Kleingoor C, Wieland H A, Korpi E R, Seeburg P H, Kettenmann H
Department of Neurobiology, University of Heidelberg, Germany.
Neuroreport. 1993 Feb;4(2):187-90. doi: 10.1097/00001756-199302000-00018.
The GABAA/benzodiazepine receptor is the principal inhibitory neurotransmitter receptor in the mammalian brain and is assembled from sequence-related subunits, such as alpha 1 beta 2 gamma 2. In contrast to alpha 1 beta 2 gamma 2 receptors, alpha 6 beta 2 gamma 2 receptors fail to exhibit high-affinity binding of allosteric positive modulators of GABA-activated chloride currents. The critical determinant responsible for this difference in ligand binding was previously traced to a position in the extracellular domain of the two alpha subunits (alpha 1 His100 and alpha 6 Arg 101). We now show by patch clamp analysis that this amino acid exchange also determines the diazepam potentiation. Thus, alpha 1(Arg101)beta 2 gamma 2 receptors do not, but alpha 6(His100)beta 2 gamma 2 receptors do exhibit diazepam potentiation. However, the same extracellular determinant is not responsible for the increased GABA sensitivity of alpha 6 beta 2 gamma 2 receptors relative to alpha 1 beta 2 gamma 2 receptors as revealed by electrophysiological analysis and by differential GABA sensitivity of [35S]TBPS binding.

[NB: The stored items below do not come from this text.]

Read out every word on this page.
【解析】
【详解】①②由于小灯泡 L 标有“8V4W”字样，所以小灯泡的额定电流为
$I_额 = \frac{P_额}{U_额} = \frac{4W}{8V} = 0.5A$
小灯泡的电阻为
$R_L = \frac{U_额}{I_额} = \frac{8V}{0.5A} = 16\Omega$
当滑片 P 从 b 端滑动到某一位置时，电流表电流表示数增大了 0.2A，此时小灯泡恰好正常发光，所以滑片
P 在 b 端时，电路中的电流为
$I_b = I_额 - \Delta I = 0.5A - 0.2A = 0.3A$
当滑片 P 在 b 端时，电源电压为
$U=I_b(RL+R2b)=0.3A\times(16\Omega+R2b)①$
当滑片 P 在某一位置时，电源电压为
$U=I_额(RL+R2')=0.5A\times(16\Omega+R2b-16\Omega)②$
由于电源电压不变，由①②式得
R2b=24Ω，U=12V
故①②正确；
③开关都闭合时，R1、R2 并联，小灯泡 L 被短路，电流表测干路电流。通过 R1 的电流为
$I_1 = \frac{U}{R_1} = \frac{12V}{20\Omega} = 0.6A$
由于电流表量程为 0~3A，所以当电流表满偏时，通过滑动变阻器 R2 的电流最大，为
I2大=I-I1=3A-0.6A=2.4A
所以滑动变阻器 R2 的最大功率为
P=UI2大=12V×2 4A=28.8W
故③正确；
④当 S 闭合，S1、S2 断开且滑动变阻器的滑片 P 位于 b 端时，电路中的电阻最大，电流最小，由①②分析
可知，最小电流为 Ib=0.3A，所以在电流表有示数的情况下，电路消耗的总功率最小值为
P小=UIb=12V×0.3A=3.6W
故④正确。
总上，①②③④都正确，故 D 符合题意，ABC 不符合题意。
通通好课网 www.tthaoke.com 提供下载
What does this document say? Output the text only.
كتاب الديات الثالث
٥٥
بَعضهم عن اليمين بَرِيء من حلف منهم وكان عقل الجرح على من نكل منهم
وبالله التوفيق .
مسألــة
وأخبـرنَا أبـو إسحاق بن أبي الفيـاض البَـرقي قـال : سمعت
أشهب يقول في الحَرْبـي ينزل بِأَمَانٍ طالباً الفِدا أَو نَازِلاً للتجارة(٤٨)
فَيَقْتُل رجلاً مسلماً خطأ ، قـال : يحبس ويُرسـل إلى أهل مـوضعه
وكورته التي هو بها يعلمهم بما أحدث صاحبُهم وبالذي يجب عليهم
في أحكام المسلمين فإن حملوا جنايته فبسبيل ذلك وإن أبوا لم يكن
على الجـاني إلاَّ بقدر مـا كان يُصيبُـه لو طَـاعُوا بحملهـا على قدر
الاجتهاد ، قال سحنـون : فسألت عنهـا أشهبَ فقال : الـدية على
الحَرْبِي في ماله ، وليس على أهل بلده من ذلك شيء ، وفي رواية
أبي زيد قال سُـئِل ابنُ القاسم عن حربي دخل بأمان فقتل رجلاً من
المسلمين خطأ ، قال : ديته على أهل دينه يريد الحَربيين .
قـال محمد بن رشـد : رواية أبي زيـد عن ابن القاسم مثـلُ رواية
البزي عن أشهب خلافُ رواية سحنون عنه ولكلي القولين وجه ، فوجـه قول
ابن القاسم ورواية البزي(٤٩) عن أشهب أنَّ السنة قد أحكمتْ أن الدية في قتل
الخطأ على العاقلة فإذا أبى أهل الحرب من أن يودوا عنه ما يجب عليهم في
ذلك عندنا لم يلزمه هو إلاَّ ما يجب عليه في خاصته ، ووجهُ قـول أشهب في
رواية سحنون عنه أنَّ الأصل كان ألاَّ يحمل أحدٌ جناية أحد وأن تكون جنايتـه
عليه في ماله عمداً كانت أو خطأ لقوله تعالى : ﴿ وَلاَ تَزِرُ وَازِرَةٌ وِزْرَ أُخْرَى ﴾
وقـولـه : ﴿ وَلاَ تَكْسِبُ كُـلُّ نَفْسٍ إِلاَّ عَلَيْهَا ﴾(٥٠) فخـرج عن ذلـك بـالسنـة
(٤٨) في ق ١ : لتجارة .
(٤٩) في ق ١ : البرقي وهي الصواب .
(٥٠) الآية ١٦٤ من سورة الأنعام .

GABAA/苯二氮䓬受体是哺乳动物大脑中主要的抑制性神经递质受体,由序列相关的亚基组装而成,如α1β2γ2。与α1β2γ2受体不同,α6β2γ2受体未能表现出对GABA激活的氯离子电流变构正性调节剂的高亲和力结合。先前将负责这种配体结合差异的关键决定因素追溯到两个α亚基(α1的His100和α6的Arg 101)细胞外结构域中的一个位置。我们现在通过膜片钳分析表明,这种氨基酸交换也决定了地西泮的增强作用。因此,α1(Arg101)β2γ2受体不表现,但α6(His100)β2γ2受体确实表现出地西泮增强作用。然而,如电生理分析和[35S]TBPS结合的不同GABA敏感性所揭示的,相同的细胞外决定因素并不导致α6β2γ2受体相对于α1β2γ2受体GABA敏感性增加的原因。